À M. B........[1] SON LIBRAIRE




Rien de plus dangereux, Monsieur, que de faire la critique d’un ouvrage qu’on n’a point lu, et, à plus forte raison, d’un ouvrage qu’on ne connaît que par ouï-dire. C’est précisément le cas où je me trouve.

Une personne qui avait assisté à la dernière assemblée publique de l’Académie française m’avait assuré que M. l’abbé de Bernis avait repris, non comme simplement déplacés, mais comme mauvais en eux-mêmes, ces vers du récit de Théramène :

Ses superbes coursiers qu’on voyait autrefois
Pleins d’une ardeur si noble obéir à sa voix,
L’œil morne maintenant, et la tête baissée,
Semblaient se conformer à sa triste pensée.

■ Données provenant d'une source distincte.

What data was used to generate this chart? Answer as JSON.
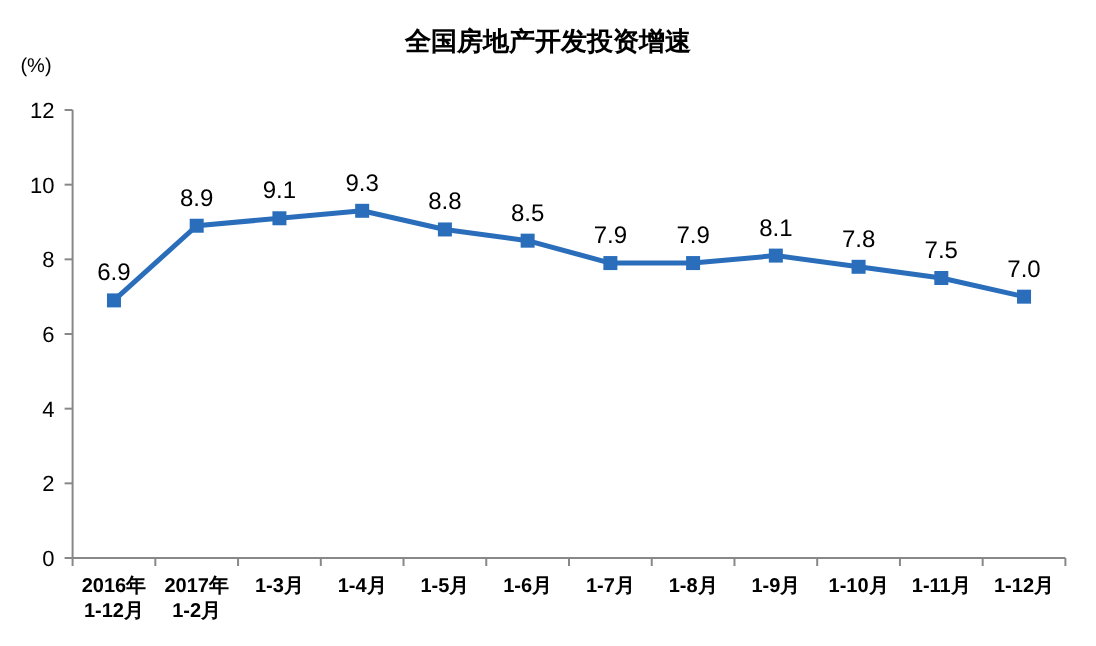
{
  "chart_data": {
    "type": "line",
    "title": "全国房地产开发投资增速",
    "ylabel": "(%)",
    "categories": [
      "2016年\n1-12月",
      "2017年\n1-2月",
      "1-3月",
      "1-4月",
      "1-5月",
      "1-6月",
      "1-7月",
      "1-8月",
      "1-9月",
      "1-10月",
      "1-11月",
      "1-12月"
    ],
    "series": [
      {
        "color": "#2a6ebb",
        "values": [
          6.9,
          8.9,
          9.1,
          9.3,
          8.8,
          8.5,
          7.9,
          7.9,
          8.1,
          7.8,
          7.5,
          7.0
        ],
        "value_labels": [
          "6.9",
          "8.9",
          "9.1",
          "9.3",
          "8.8",
          "8.5",
          "7.9",
          "7.9",
          "8.1",
          "7.8",
          "7.5",
          "7.0"
        ]
      }
    ],
    "ylim": [
      0,
      12
    ],
    "yticks": [
      0,
      2,
      4,
      6,
      8,
      10,
      12
    ],
    "marker": "square",
    "grid": false
  }
}
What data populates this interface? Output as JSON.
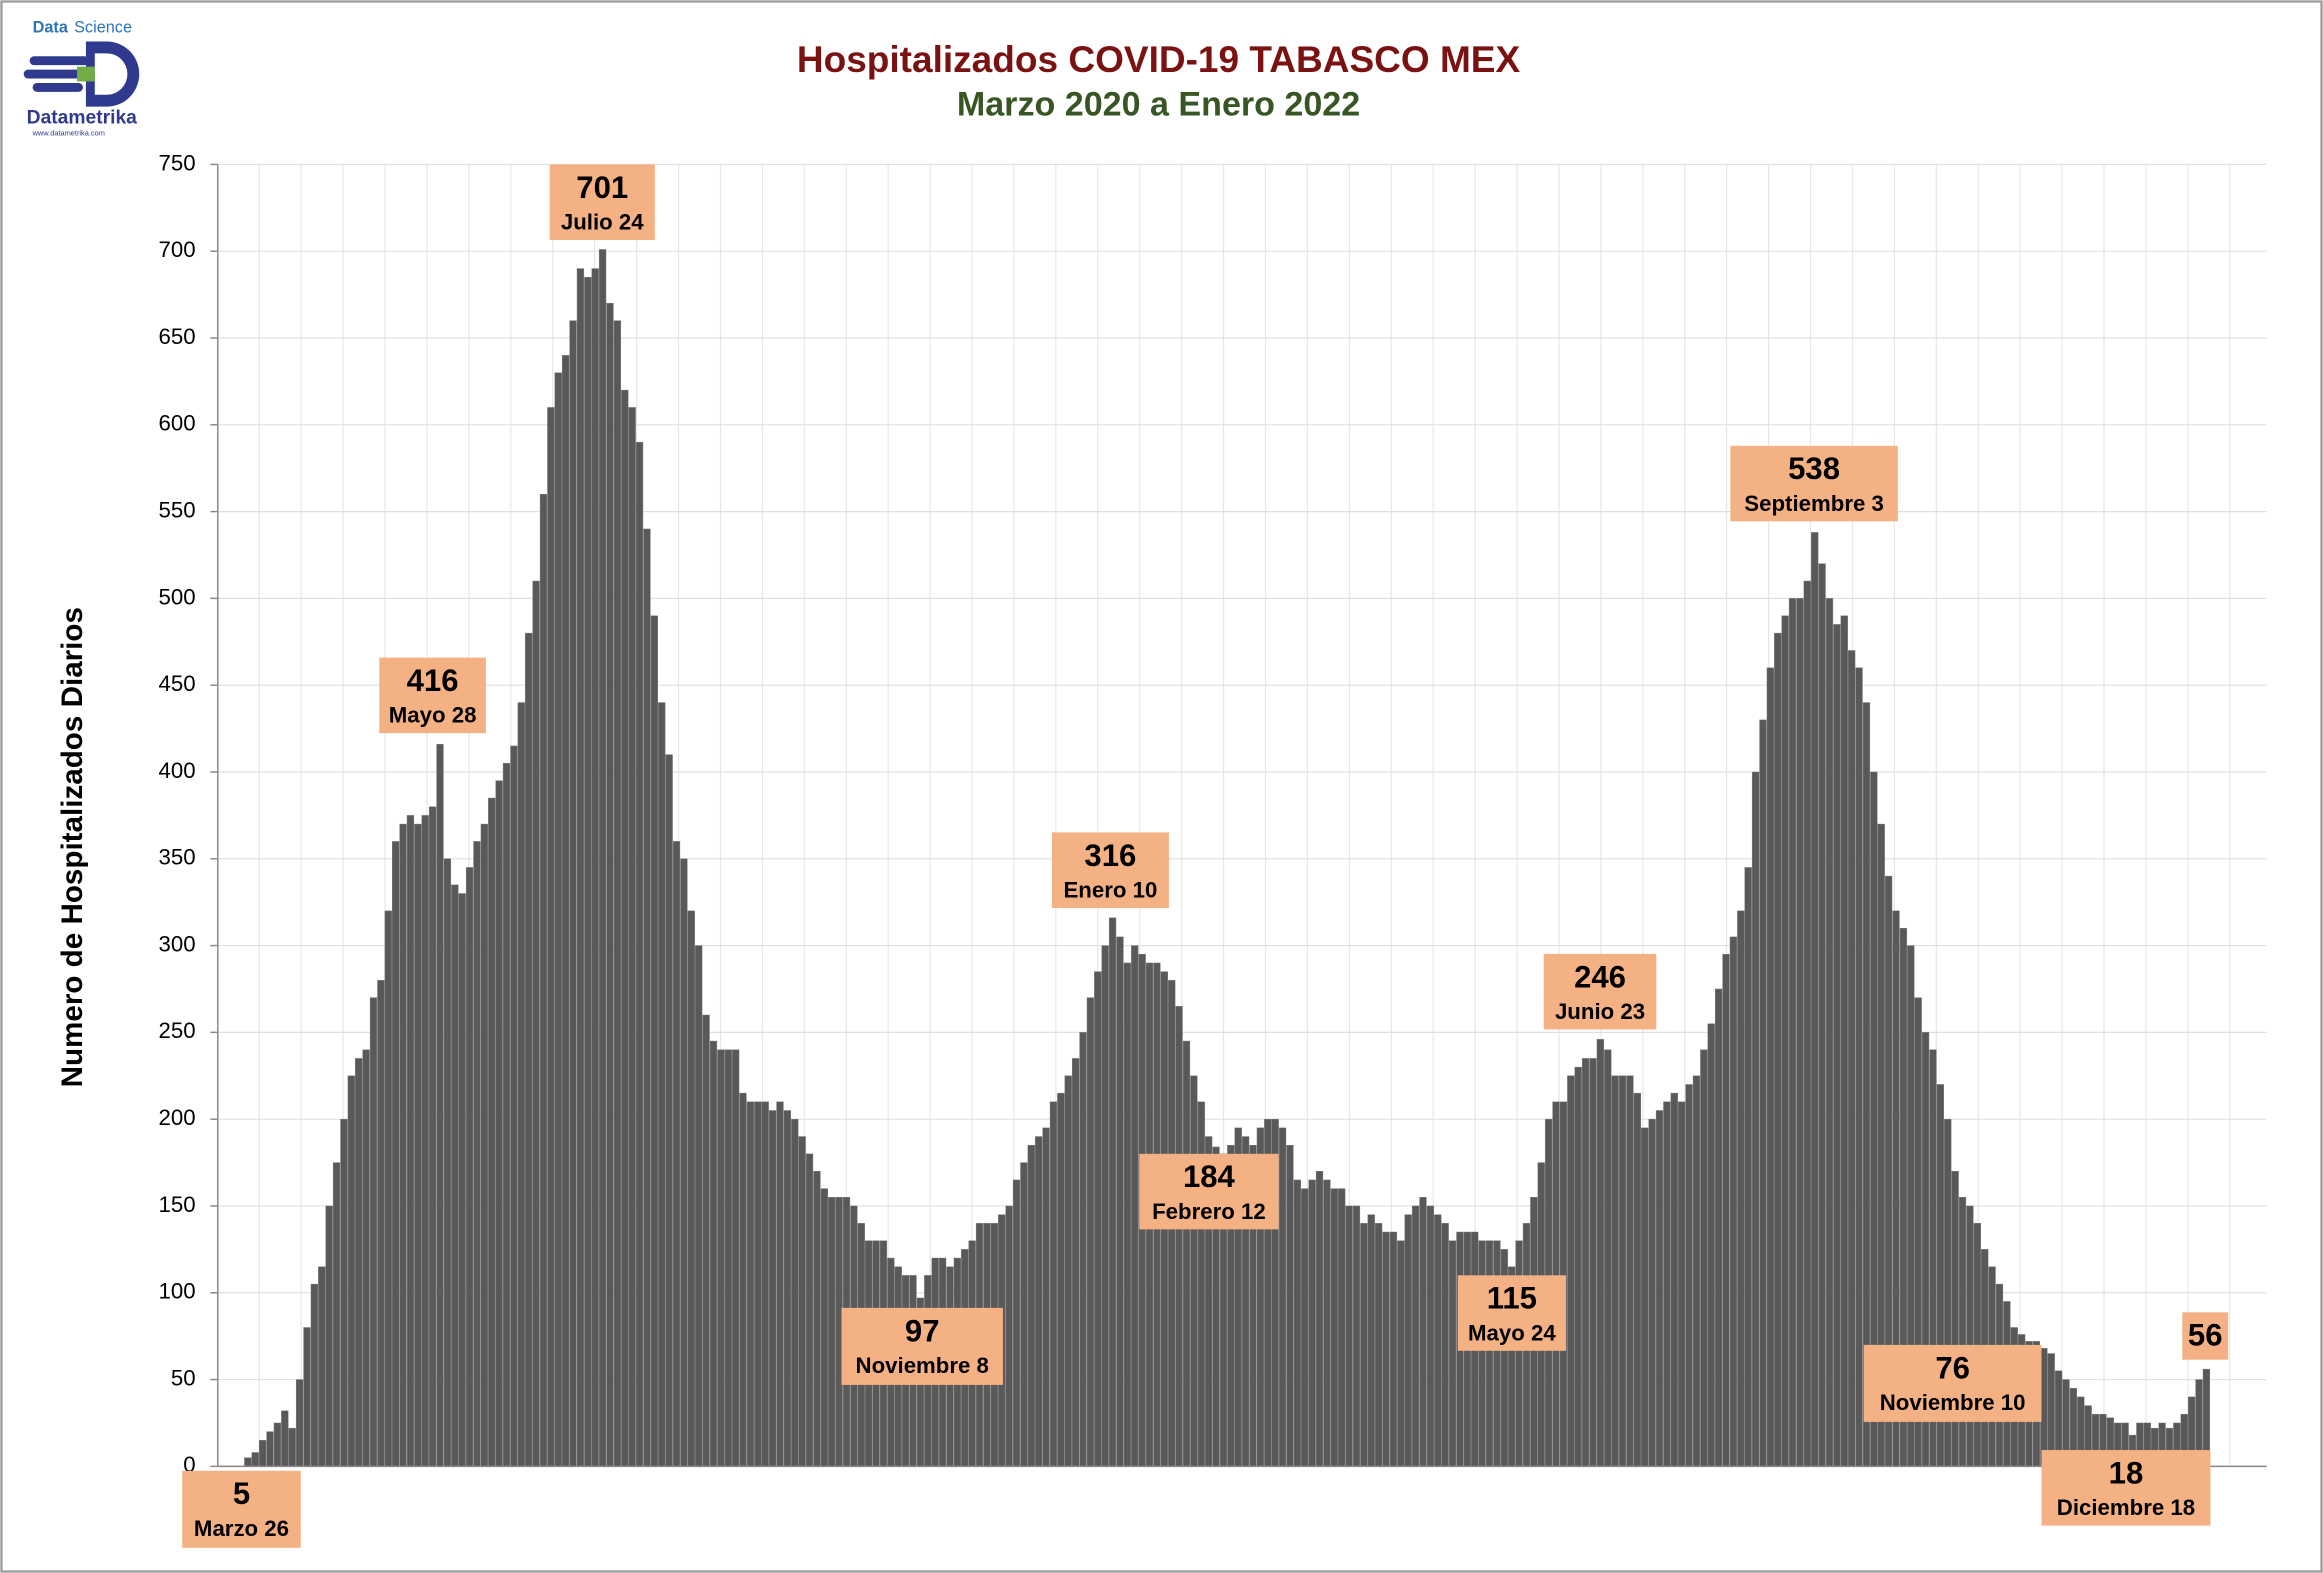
{
  "chart_data": {
    "type": "bar",
    "title": "Hospitalizados COVID-19 TABASCO MEX",
    "subtitle": "Marzo 2020 a Enero 2022",
    "y_label": "Numero de Hospitalizados Diarios",
    "color": "#595959",
    "ylim": [
      0,
      750
    ],
    "yticks": [
      0,
      50,
      100,
      150,
      200,
      250,
      300,
      350,
      400,
      450,
      500,
      550,
      600,
      650,
      700,
      750
    ],
    "grid": true,
    "values": [
      5,
      8,
      15,
      20,
      25,
      32,
      22,
      50,
      80,
      105,
      115,
      150,
      175,
      200,
      225,
      235,
      240,
      270,
      280,
      320,
      360,
      370,
      375,
      370,
      375,
      380,
      416,
      350,
      335,
      330,
      345,
      360,
      370,
      385,
      395,
      405,
      415,
      440,
      480,
      510,
      560,
      610,
      630,
      640,
      660,
      690,
      685,
      690,
      701,
      670,
      660,
      620,
      610,
      590,
      540,
      490,
      440,
      410,
      360,
      350,
      320,
      300,
      260,
      245,
      240,
      240,
      240,
      215,
      210,
      210,
      210,
      205,
      210,
      205,
      200,
      190,
      180,
      170,
      160,
      155,
      155,
      155,
      150,
      140,
      130,
      130,
      130,
      120,
      115,
      110,
      110,
      97,
      110,
      120,
      120,
      115,
      120,
      125,
      130,
      140,
      140,
      140,
      145,
      150,
      165,
      175,
      185,
      190,
      195,
      210,
      215,
      225,
      235,
      250,
      270,
      285,
      300,
      316,
      305,
      290,
      300,
      295,
      290,
      290,
      285,
      280,
      265,
      245,
      225,
      210,
      190,
      184,
      180,
      185,
      195,
      190,
      185,
      195,
      200,
      200,
      195,
      185,
      165,
      160,
      165,
      170,
      165,
      160,
      160,
      150,
      150,
      140,
      145,
      140,
      135,
      135,
      130,
      145,
      150,
      155,
      150,
      145,
      140,
      130,
      135,
      135,
      135,
      130,
      130,
      130,
      125,
      115,
      130,
      140,
      155,
      175,
      200,
      210,
      210,
      225,
      230,
      235,
      235,
      246,
      240,
      225,
      225,
      225,
      215,
      195,
      200,
      205,
      210,
      215,
      210,
      220,
      225,
      240,
      255,
      275,
      295,
      305,
      320,
      345,
      400,
      430,
      460,
      480,
      490,
      500,
      500,
      510,
      538,
      520,
      500,
      485,
      490,
      470,
      460,
      440,
      400,
      370,
      340,
      320,
      310,
      300,
      270,
      250,
      240,
      220,
      200,
      170,
      155,
      150,
      140,
      125,
      115,
      105,
      95,
      80,
      76,
      72,
      72,
      68,
      65,
      55,
      50,
      45,
      40,
      35,
      30,
      30,
      28,
      25,
      25,
      18,
      25,
      25,
      22,
      25,
      22,
      25,
      30,
      40,
      50,
      56
    ],
    "annotations": [
      {
        "value": 5,
        "label": "Marzo 26"
      },
      {
        "value": 416,
        "label": "Mayo 28"
      },
      {
        "value": 701,
        "label": "Julio 24"
      },
      {
        "value": 97,
        "label": "Noviembre 8"
      },
      {
        "value": 316,
        "label": "Enero 10"
      },
      {
        "value": 184,
        "label": "Febrero 12"
      },
      {
        "value": 115,
        "label": "Mayo 24"
      },
      {
        "value": 246,
        "label": "Junio 23"
      },
      {
        "value": 538,
        "label": "Septiembre 3"
      },
      {
        "value": 76,
        "label": "Noviembre 10"
      },
      {
        "value": 18,
        "label": "Diciembre 18"
      },
      {
        "value": 56
      }
    ]
  },
  "logo": {
    "top": "Data",
    "top_accent": "Science",
    "name": "Datametrika",
    "url": "www.datametrika.com"
  }
}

J’ai cru, sans aucun dessein de désobliger M. l’abbé de Bernis, pouvoir attaquer un sentiment que j’avais lieu de regarder comme le sien. Mais il me revient de tous côtés, dans ma solitude, que M. l’abbé de Bernis n’a prétendu blâmer dans ces vers de Racine que le hors de propos, et non l’image en elle-même. On ajoute que, bien loin de donner sa critique pour nouvelle, il n’a cité les vers dont il s’agit que comme l’exemple le plus connu et par conséquent le plus propre à convaincre de la faiblesse que les grands hommes ont quelquefois de se laisser entraîner au mauvais goût.

  1. Briasson, l’un des dépositaires de l’Encyclopédie.